In the small town of Weimar in 1798, Johann von Goethe and Friedrich Schiller formed a famous partnership to create a new kind of theatre. Schiller became the theatre's leading playwright, writing Mary Stuart for the state theatre there in 1800, while Goethe assumed the position of Artistic Dictator Director, taking complete charge of the actors and production. Both men wanted to create a theatre that would function as a moral institution, furthering the perfection of human culture. Goethe developed a series of rules for actor movement, which were written down and assembled by two of his actors. They were intended to effect a graceful series of elevated stage pictures, which the audience could contemplate at a distance from behind the proscenium arch. Since Goethe attended to Mary Stuart's first production I was eager to see what the Master had prescribed. Here's an example from Goethe's long list of rules:
#35 First of all, the player must consider that he should not only imitate nature but also portray it ideally, thereby, in his presentation, uniting the true with the beautiful.
To this end we have engaged a beautiful cast, capable of acting truthfully. You'll see. Here's another rule:
#41. It is an important point that when two are acting together, the speaker should always move upstage, while the one who has stopped speaking should move slightly downstage. If this advantageous shifting is carried out with skill--and through practice it can be done with great ease--then the best effect is achieved for the eye as well as for the intelligibility of the declamation. An actor who masters this will produce a very beautiful effect when acting with others who are equally trained.

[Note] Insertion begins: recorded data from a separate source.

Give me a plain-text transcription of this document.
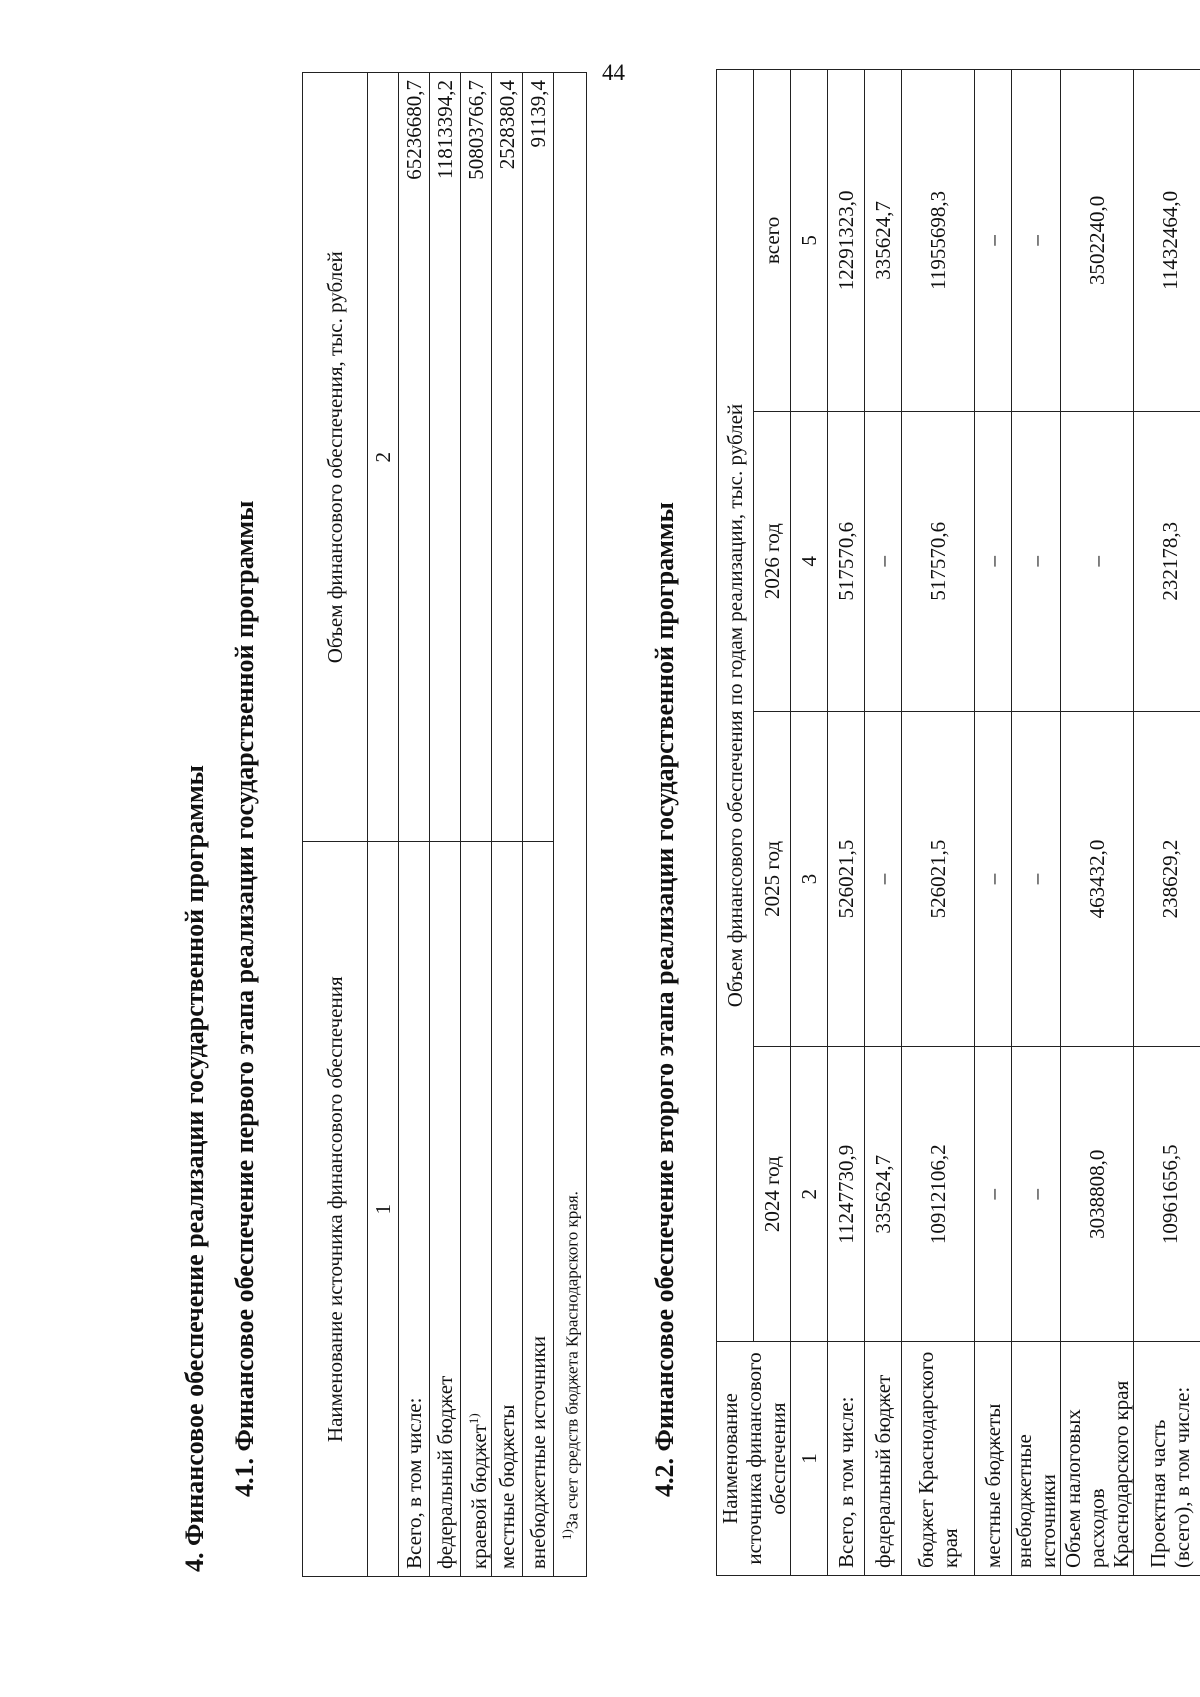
44
4. Финансовое обеспечение реализации государственной программы 4.1. Финансовое обеспечение первого этапа реализации государственной программы	Наименование источника финансового обеспечения	Объем финансового обеспечения, тыс. рублей
1	2
Всего, в том числе:	65236680,7
федеральный бюджет	11813394,2
краевой бюджет$^{1)}$	50803766,7
местные бюджеты	2528380,4
внебюджетные источники	91139,4
$^{1)}$За счет средств бюджета Краснодарского края.		4.2. Финансовое обеспечение второго этапа реализации государственной программы Наименование источника финансового обеспечения	Объем финансового обеспечения по годам реализации, тыс. рублей			
	2024 год	2025 год	2026 год	всего
1	2	3	4	5
Всего, в том числе:	11247730,9	526021,5	517570,6	12291323,0
федеральный бюджет	335624,7	–	–	335624,7
бюджет Краснодарского края	10912106,2	526021,5	517570,6	11955698,3
местные бюджеты	–	–	–	–
внебюджетные источники	–	–	–	–
Объем налоговых расходов Краснодарского края	3038808,0	463432,0	–	3502240,0
Проектная часть (всего), в том числе:	10961656,5	238629,2	232178,3	11432464,0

In fact, though we are playing in a thrust rather than a proscenium space, there is a lot of diagonal movement in our production, and we have found that indeed this produces "a beautiful effect."
#45 To be avoided: the newfangled fashion of hiding one's hand behind the lapel of the coat.
We have corrected this new fangled fashion altogether.
#48. The two middle fingers should always stay together; the thumb, the index and little finger should be somewhat bent. In this manner the hand is in its proper position and ready for movement.
We're still working on this one.
#67. The actor, especially the one who has to play lovers and light parts, should keep a pair of slippers on stage in which to rehearse, and he will soon notice the good results.
All our lovers wear slippers now. The results are wonderful.
#82. The stage and the auditorium, the actors and the spectators, together represent the theatrical entity.
So it is, and especially in our wonderfully intimate space, where actors and audiences really are in the room together--and in our staging, both actors and audiences are really in the same room, the same prison.
#83. The stage is to be regarded as a figureless tableau for which the actor supplies the figure.
We aren't working behind a picture frame, so tableaus are less frequent on our stage. But Russell Parkman's beautiful bare floor and austere set do serve as the space for actors to supply the figures, and what figures they are too!
I'm not sure Goethe would entirely endorse our production of Mary Stuart, which offers a rougher, less idealized version of play than was staged in Weimar. But slippers and index fingers aside, it's worth noting that some of Goethe's aesthetic survives in our production, mounted two hundred years later and in another country.